Poort, E. D.
(2019). The representation of cognates and interlingual homographs in the bilingual lexicon. PhD Thesis, University College London, London, UK.
Cognates and interlingual homographs are words that exist in multiple languages. Cognates, like “wolf” in Dutch and English, also carry the same meaning. Interlingual homographs do not: the word “angel” in English refers to a spiritual being, but in Dutch to the sting of a bee. The six experiments included in this thesis examined how these words are represented in the bilingual mental lexicon. Experiment 1 and 2 investigated the issue of task effects on the processing of cognates. Bilinguals often process cognates more quickly than single-language control words (like “carrot”, which exists in English but not Dutch). These experiments showed that the size of this cognate facilitation effect depends on the other types of stimuli included in the task. These task effects were most likely due to response competition, indicating that cognates are subject to processes of facilitation and inhibition both within the lexicon and at the level of decision making.
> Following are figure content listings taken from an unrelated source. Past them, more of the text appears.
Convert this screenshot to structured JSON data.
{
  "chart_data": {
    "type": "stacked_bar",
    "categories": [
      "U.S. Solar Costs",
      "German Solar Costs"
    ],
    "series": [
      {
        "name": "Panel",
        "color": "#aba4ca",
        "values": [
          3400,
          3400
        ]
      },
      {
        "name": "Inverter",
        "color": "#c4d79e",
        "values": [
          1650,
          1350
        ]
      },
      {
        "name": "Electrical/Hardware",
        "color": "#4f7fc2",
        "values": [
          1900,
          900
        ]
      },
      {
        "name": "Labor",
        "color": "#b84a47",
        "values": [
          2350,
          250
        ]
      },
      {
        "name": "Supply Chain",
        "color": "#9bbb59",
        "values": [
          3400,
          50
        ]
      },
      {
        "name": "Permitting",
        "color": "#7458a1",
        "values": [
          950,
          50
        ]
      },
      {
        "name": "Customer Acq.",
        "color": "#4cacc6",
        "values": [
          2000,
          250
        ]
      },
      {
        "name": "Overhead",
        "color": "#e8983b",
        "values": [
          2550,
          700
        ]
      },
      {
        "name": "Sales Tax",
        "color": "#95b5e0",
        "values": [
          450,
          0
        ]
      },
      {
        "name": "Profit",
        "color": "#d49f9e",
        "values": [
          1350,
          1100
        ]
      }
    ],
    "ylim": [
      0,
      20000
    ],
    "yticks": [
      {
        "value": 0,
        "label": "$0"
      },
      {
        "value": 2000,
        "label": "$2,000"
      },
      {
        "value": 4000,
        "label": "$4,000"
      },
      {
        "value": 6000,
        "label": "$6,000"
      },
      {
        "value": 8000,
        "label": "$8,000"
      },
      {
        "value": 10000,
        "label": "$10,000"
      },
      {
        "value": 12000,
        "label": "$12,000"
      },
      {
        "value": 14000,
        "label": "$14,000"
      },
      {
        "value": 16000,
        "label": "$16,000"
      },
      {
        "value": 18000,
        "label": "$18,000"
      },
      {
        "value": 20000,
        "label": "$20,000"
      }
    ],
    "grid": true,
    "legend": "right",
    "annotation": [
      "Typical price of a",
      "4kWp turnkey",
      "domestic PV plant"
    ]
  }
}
Experiment 3 and 4 examined whether seeing a cognate or interlingual homograph in one’s native language affects subsequent processing in one’s second language. This method was used to determine whether non-identical cognates share a form representation. These experiments were inconclusive: they revealed no effect of cross-lingual long-term priming. Most likely this was because a lexical decision task was used to probe an effect that is largely semantic in nature. Given these caveats to using lexical decision tasks, two final experiments used a semantic relatedness task instead. Both experiments revealed evidence for an interlingual homograph inhibition effect but no cognate facilitation effect. Furthermore, the second experiment found evidence for a small effect of cross-lingual long-term priming. After comparing these findings to the monolingual literature on semantic ambiguity resolution, this thesis concludes that it is necessary to explore the viability of a distributed connectionist account of the bilingual mental lexicon.